I have implemented a simple code for Hidden Markov Model by hmmlearn and it is working well. I used fit() method, i.e. hmmlearn.fit to learn the hmm parameter based on my data. If I have more data and want to update previously fitted model without training/fitting from scratch, what can I do?

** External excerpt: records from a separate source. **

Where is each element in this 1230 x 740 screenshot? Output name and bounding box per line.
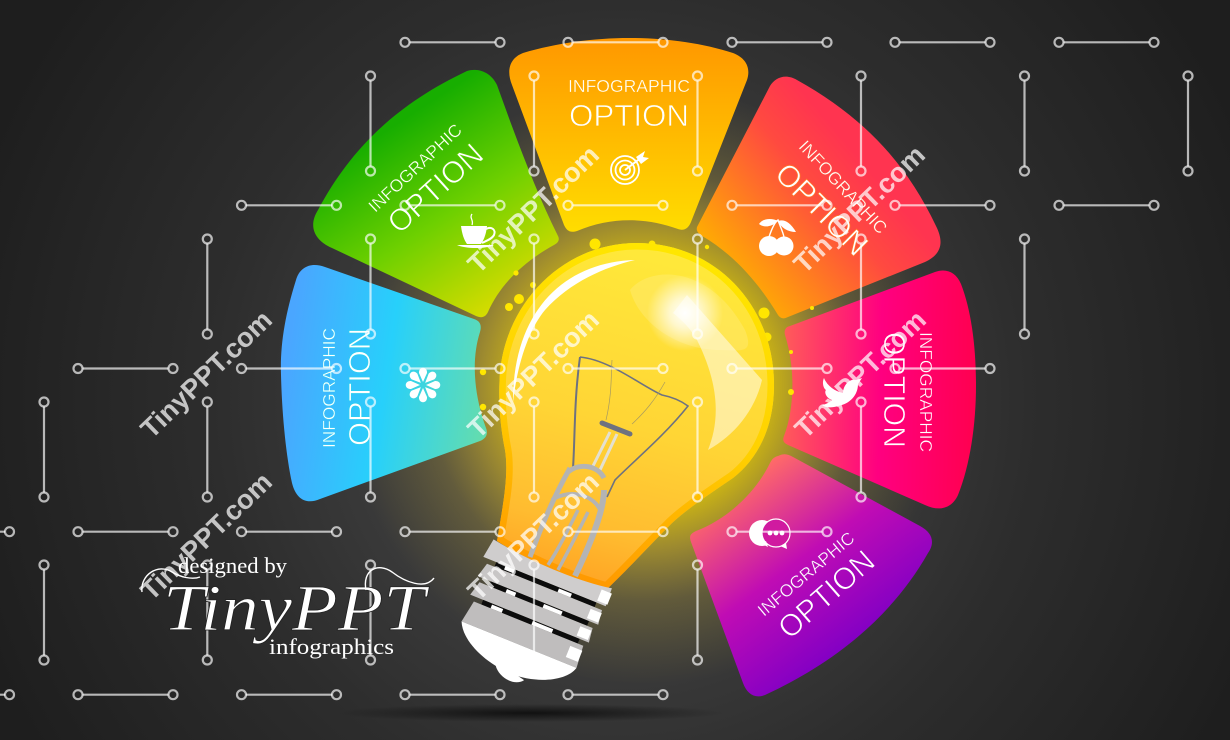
soft reflection [630,275,748,350]
lightbulb [444,243,774,704]
text: green option label: INFOGRAPHIC [364,120,466,216]
text: pink option label: INFOGRAPHIC [916,332,936,452]
bulb glass [497,243,774,589]
icon: cherries [759,219,796,256]
bulb rim [497,243,774,589]
text: yellow option label: INFOGRAPHIC [568,76,690,96]
text: red option title: OPTION [768,156,875,263]
logo: infographics: infographics [269,634,394,659]
logo: swash strokes [142,568,434,592]
highlight: right reflection [673,295,762,450]
watermarks [135,140,932,606]
filament [530,357,688,576]
watermarks: TinyPPT.com [462,305,605,444]
logo: designed by TinyPPT infographics [142,553,434,659]
panel: purple option [690,454,932,696]
icon: flower [406,368,440,402]
icon: target [611,151,649,184]
text: blue option label: INFOGRAPHIC [319,328,339,448]
watermarks: TinyPPT.com [788,140,931,279]
watermarks: TinyPPT.com [789,305,932,444]
panel: blue option [281,265,487,501]
text: purple option label: INFOGRAPHIC [754,528,858,620]
text: green option title: OPTION [381,137,490,240]
bulb glow [345,85,945,685]
panel: green option [313,70,559,317]
highlight: left crescent [513,260,635,402]
logo: designed by: designed by [178,553,287,578]
floor shadow [335,704,725,722]
watermarks: TinyPPT.com [462,467,605,606]
watermarks: TinyPPT.com [135,305,278,444]
text: purple option title: OPTION [771,543,882,646]
logo: TinyPPT script: TinyPPT [163,572,430,645]
highlight: bright spot [647,275,723,351]
watermarks: TinyPPT.com [135,467,278,606]
text: red option label: INFOGRAPHIC [795,136,891,238]
panel: red option [697,77,941,318]
text: blue option title: OPTION [342,328,377,446]
icon: bird [822,378,862,407]
panel: pink option [783,270,976,508]
decorative dots around bulb [480,238,814,410]
screw base [444,538,614,704]
panel: yellow option [509,38,748,232]
text: pink option title: OPTION [877,332,912,448]
icon: speech bubbles [749,519,790,549]
watermarks: TinyPPT.com [462,140,605,279]
text: yellow option title: OPTION [569,98,689,133]
icon: coffee cup [457,214,495,248]
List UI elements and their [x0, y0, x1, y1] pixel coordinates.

In other words, how can I initialize a new model based on what I know so far, and keep going with the new piece of observations/samples to fit a better model to my data
In hmmlearn
you may have noticed that once you train with hmmlearn.fit
, the model parameters update:
import numpy as np
import pickle
from hmmlearn import hmm
np.random.seed(42)
# initialize model
model = hmm.GaussianHMM(n_components=3, covariance_type="full")
model.startprob_ = np.array([0.33, 0.33, 0.34])
model.transmat_ = np.array([[0.1, 0.2, 0.7],
[0.3, 0.5, 0.2],
[0.5, 0.1, 0.4]])
model.means_ = np.array([[1.0, 1.0], [2.0, 1.0], [3.0, 1.0]])
model.covars_ = np.tile(np.identity(2), (3, 1, 1))
# generate "fake" training data
emissions1, states1 = model.sample(100)
print("Transition matrix before training: \n", model.transmat_)
# train
model.fit(emissions1)
print("Transition matrix after training: \n", model.transmat_)
# save model
with open("modelname.pkl", "wb") as f: pickle.dump(model, f)
#################################
>>> Transition matrix before training:
[[0.1 0.2 0.7]
[0.3 0.5 0.2]
[0.5 0.1 0.4]]
>>> Transition matrix after training:
[[0.19065325 0.50905216 0.30029459]
[0.41888047 0.39276483 0.18835471]
[0.44558543 0.13767827 0.4167363 ]]
This means that if you have a new training data (ie. emissions2
), you can use the same updated model to train on the new emission sequence. You can either choose to save the entire model by pickling (as shown above), or you can save the numpy arrays of the transition matrix, emission matrix, etc.